Caesar mengiyakan hal tersebut dan Bella berakhir mengasihani dirinya sendiri setelah sadar bahwa selama ini keluarganya memata-matai hidupnya. Dia mengambil waktu untuk merenung, menimang-nimang apa sebaiknya memberi tahu rahasia dan kegilaan yang selama ini dia lakukan atau tidak? Masalah utamanya, dia terlalu takut jika nanti keluarganya benar-benar menganggapnya sakit jiwa setelah mendengar penjelasan darinya.

"Bella memang belum punya pacar, tapi aku masih suka laki-laki kok." jelasnya.

'Astaga! Aku sungguh tidak tega menggertak putriku lebih lama lagi,' pekik Caesar dalam hati.

Barangkali hanya Tuhan yang tahu kalau Papa Abe begitu menyayangi Dhea Isabella. Dalam hatinya, ada ruang khusus untuk gadis tersebut. Jika Bella adalah anak bungsu dari Ethelberto, maka dia menganggap Bella sebagai putri sulungnya. Sosok yang masih dia pandang sebagai anak kecil itu adalah penolongnya. Malaikat yang sedari dulu selalu berhasil menakhlukkan sifat keras kepala Caesar.
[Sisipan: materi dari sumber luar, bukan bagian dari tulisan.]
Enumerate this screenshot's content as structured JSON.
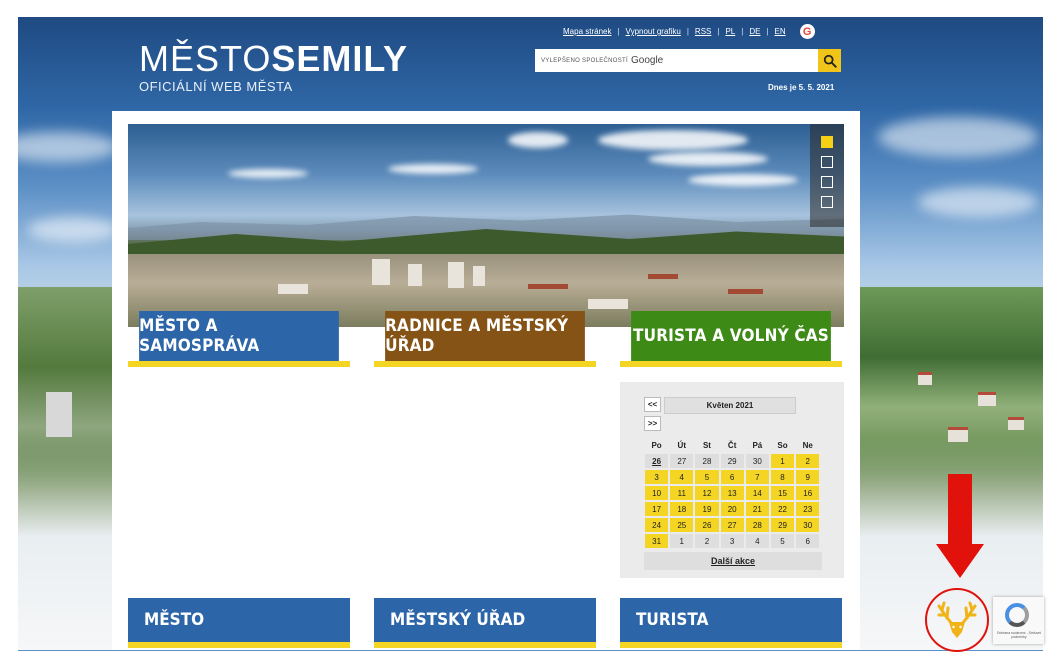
{
  "header": {
    "logo_light": "MĚSTO",
    "logo_bold": "SEMILY",
    "logo_subtitle": "OFICIÁLNÍ WEB MĚSTA",
    "top_links": [
      "Mapa stránek",
      "Vypnout grafiku",
      "RSS",
      "PL",
      "DE",
      "EN"
    ],
    "search_branding_small": "VYLEPŠENO SPOLEČNOSTÍ",
    "search_branding_google": "Google",
    "search_icon": "search-icon",
    "date_text": "Dnes je 5. 5. 2021"
  },
  "slider": {
    "dots": 4,
    "active_index": 0
  },
  "categories": [
    {
      "label": "MĚSTO A SAMOSPRÁVA",
      "color": "#2d66a8"
    },
    {
      "label": "RADNICE A MĚSTSKÝ ÚŘAD",
      "color": "#855316"
    },
    {
      "label": "TURISTA A VOLNÝ ČAS",
      "color": "#3d8a17"
    }
  ],
  "calendar": {
    "prev": "<<",
    "next": ">>",
    "month": "Květen 2021",
    "day_headers": [
      "Po",
      "Út",
      "St",
      "Čt",
      "Pá",
      "So",
      "Ne"
    ],
    "weeks": [
      [
        "26",
        "27",
        "28",
        "29",
        "30",
        "1",
        "2"
      ],
      [
        "3",
        "4",
        "5",
        "6",
        "7",
        "8",
        "9"
      ],
      [
        "10",
        "11",
        "12",
        "13",
        "14",
        "15",
        "16"
      ],
      [
        "17",
        "18",
        "19",
        "20",
        "21",
        "22",
        "23"
      ],
      [
        "24",
        "25",
        "26",
        "27",
        "28",
        "29",
        "30"
      ],
      [
        "31",
        "1",
        "2",
        "3",
        "4",
        "5",
        "6"
      ]
    ],
    "more_events": "Další akce"
  },
  "sections": [
    {
      "label": "MĚSTO"
    },
    {
      "label": "MĚSTSKÝ ÚŘAD"
    },
    {
      "label": "TURISTA"
    }
  ],
  "overlay": {
    "annotation_arrow_color": "#e1110b",
    "deer_icon": "deer-antlers-icon",
    "recaptcha_text": "Ochrana soukromí - Smluvní podmínky"
  }
}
Wajar kalau Isabella lupa mengingat waktu itu umurnya baru menginjak tiga tahun. Saat Caesar dalam masa-masa terpuruk karena belum juga punya momongan di usia pernikahannya dengan Rebecca yang sudah menginjak dua tahun—disusul pertikaian yang dulu kerap terjadi. Suatu hari Bella datang padanya, mengisi sisi kosong kursi taman yang dia duduki setiap sore. Berlanjut keesokan harinya, jari mungil anak itu mulai berani mencolek-colek pinggangnya. Hingga perlahan-lahan duduk dipangkuannya lalu memeluk Caesar. Dia luluh karena perhatian tersebut, bahkan berakhir menangis dalam pelukan anak kecil dan mencurahkan perasaannya yang kacau-balau kala itu.

'Bella anak papa juga,' kalimat sederhana namun sangat berarti bagi Caesar dari bocah cerewet yang pernah dia anggap sebagai pengganggu.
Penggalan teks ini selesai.